Dr. Deepak Malhotra is a globally recognized expert in mineral processing with over 50 years of experience in the mining industry. He has led projects across the full lifecycle of mineral development, including research and development, process design, plant commissioning, operational audits, and business strategy. Dr. Malhotra has played a key role in the commercialization of numerous processing plants globally, with capital costs ranging from $15 million to $750 million. He holds a Ph.D. in Mineral Economics and a Master of Science in Metallurgical Engineering. Dr. Malhotra is the author of over 60 technical publications, editor of several industry books, and the holder of four patents related to mineral processing technologies.
Barry Miller is an accomplished entrepreneur and strategist with over 30 years of experience in developing natural resource businesses and mineral concessions. He has successfully identified and proving-up promising prospects in critical metals and minerals, and in precious metals. Mr. Miller has personally explored prospects located in the tropical rain forests of South America, the alpine forests and mountains of northern BC, and the Yukon. His extensive background includes the founding and leading of successful ventures and providing strategic guidance to both private and public companies through complex financial landscapes.

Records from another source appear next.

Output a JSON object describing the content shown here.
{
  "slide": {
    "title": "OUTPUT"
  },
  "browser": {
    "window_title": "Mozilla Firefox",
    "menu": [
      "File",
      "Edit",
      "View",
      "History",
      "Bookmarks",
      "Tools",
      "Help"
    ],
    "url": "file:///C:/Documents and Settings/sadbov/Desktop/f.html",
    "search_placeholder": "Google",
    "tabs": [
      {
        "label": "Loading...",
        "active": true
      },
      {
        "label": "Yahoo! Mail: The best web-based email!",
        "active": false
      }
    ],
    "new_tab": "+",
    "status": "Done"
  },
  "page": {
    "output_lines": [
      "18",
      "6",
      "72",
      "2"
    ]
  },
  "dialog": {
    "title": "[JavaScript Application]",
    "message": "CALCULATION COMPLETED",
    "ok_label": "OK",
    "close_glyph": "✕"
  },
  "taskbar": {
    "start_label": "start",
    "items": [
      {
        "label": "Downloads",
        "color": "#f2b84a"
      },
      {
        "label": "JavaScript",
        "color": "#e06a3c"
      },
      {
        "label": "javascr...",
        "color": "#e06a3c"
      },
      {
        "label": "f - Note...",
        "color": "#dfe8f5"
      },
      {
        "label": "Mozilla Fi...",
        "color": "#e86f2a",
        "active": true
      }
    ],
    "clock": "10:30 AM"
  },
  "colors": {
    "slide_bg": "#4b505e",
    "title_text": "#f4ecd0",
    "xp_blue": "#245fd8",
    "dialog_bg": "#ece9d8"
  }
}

Mr. Ripplinger commented, "I am incredibly pleased to have Dr. Malholtra and Mr. Miller joining leadership team for ResourceTec. Their combined experience will be invaluable not only with our current projects, but they will also help guide our future activities, to identify prospects, prove them up, and then work to successfully process the mined materials. "
About ResourceTec Corporation
ResourceTec Corporation takes a portfolio approach and seeks to find & secure, prove-up, and monetizes asymmetric natural resource assets, including critical metals and minerals, and precious metals in the Americas. This will be done through acquisitions, the development and/or production of properties, joint ventures, royalty streams, and asset sales. We presently do not have the funds to achieve these goals. We plan to raise the additional funding to achieve these goals by way of a private debt or equity financing, but have not commenced any activities to raise such funds.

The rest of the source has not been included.